Reputational regulation has worked well in other sectors with commercial sites, such as eBay or Amazon, displaying consumer reviews and feedback to people have access to a range of information before they make a decision on what to buy. Consumer Focus believes that a similar site based on constructive feedback could help solve the information imbalance and help people seek out more reputable landlords and avoid the bad ones. Research by the consumer champion has found that websites where consumers share experiences are influential and that, perhaps surprisingly, most people leave positive not negative feedback.4 The site would also reward and incentivise the better landlords in what is a rapidly growing market.5
Claire McAnulty, Policy Expert at Consumer Focus said:
‘Currently the landlord is firmly in the driving seat despite rent being a massive outgoing for many of us. People often sign up with little more than a gut feeling after a cursory tour of the property – if they are lucky, they might have a word of mouth recommendation. The best way to help private renters is to ensure they have the information to know what they are getting into.
‘There is huge potential for a feedback website to give tenants a better idea of whom they’re renting from. Getting behind a feedback website could also help the industry establish a better reputation and build up much-needed trust with renters.’
Shelter Chief Executive Campbell Robb said:
‘Shelter welcomes the findings of this report which clearly highlight the need for better regulation in the private rented sector. The findings echo complaints we hear every day from private tenants about the limited protection they have when they rent privately and the desperate lack of available information on landlords to help them make an informed decision.
‘We are particularly keen to see the use of landlord accreditation grow. It is vital to raise standards, help tenants get information about their landlord, and provide landlords with the advice and support they need to offer a professional service to their tenants.’
Ian Potter, operations manager of the Association of Residential Letting Agents (ARLA), said:
“We have long-campaigned for better regulation in the private rented sector and have already introduced a licensing scheme for members of ARLA to help ensure greater consumer protection.

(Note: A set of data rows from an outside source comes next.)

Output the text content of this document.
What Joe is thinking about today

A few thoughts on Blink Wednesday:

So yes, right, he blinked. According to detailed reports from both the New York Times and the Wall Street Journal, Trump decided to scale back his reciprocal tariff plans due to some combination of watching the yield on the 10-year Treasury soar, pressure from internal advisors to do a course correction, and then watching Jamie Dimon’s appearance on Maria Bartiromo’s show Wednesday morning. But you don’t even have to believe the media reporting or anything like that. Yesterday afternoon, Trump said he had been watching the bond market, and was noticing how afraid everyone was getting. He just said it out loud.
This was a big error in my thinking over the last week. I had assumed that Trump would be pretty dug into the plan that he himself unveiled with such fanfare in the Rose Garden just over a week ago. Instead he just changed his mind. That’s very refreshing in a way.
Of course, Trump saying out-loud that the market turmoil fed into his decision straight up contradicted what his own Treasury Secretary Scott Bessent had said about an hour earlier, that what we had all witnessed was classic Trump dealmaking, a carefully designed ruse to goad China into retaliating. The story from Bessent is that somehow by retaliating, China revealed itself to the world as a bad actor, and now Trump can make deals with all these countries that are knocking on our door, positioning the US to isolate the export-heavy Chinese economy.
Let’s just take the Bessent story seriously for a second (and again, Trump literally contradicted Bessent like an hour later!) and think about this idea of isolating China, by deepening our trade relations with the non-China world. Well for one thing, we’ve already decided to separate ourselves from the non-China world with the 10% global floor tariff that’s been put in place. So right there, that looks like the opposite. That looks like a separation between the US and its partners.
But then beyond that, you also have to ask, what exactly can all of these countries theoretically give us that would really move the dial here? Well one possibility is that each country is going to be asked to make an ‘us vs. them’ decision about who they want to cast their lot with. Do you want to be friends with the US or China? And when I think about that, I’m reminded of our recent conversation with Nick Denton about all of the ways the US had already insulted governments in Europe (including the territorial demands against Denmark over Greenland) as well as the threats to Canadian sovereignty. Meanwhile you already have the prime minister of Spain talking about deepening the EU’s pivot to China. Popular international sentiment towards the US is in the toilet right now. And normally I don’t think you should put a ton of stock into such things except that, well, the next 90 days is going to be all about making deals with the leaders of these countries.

“The key issue is that in the absence of any government-driven regulation, there will always be unethical lettings agents and landlords who can operate outside of the jurisdiction of an organisation such as ARLA. This is why we advocate that the most important step in renting – or letting – any property is to thoroughly research local letting agents and fully understand the market context. It is only by doing this at the outset of the process that a tenant or landlord can ensure they are protected.
“Other measures to protect tenants, such as the consumer feedback tool that Consumer Focus is proposing, are worth considering. However, renting a property is not as simple as buying a product; there are many factors to take into account which can influence whether or not a tenant has a positive experience, not least the fact that renting a home is a very different, emotive experience than other major financial purchases.
“It is also the complexity of the process which means the focus should be on improving tenant awareness of the rental process and stamping out bad practice from the outset, rather than creating mechanisms for public complaint after a tenancy agreement has been signed.”
In 2008, the last Government published a review of the Private Rental Sector in England (the ‘Rugg Review’). The review concluded that there is a supply and demand imbalance, particularly for properties affordable for tenants on low incomes. As a result, there will be a continuous demand for properties even if they are owned by landlords with a bad reputation. Consumer Focus’ report argues that for this reason market forces alone cannot be relied upon to ‘regulate’ the sector.
To help address consumer protection issues in the private rental market, Consumer Focus would like to see:
•The introduction of a pilot tenant feedback website, ideally in conjunction with one of the tenancy deposit management schemes6. With input from tenant and landlord bodies a successful pilot would ensure that a robust, balanced and large-scale scheme could be taken forward in the long term. Initial support would be needed from a third party to fund and independently evaluate the pilot website.
•A minimum common standard and quality mark to be introduced for all private landlord accreditation schemes. There are at least 80 different types of voluntary schemes operating in England7, meaning the standards that landlords must meet vary considerably. A common quality mark would act as a benchmark to reward good landlords and offer assurance to their tenants.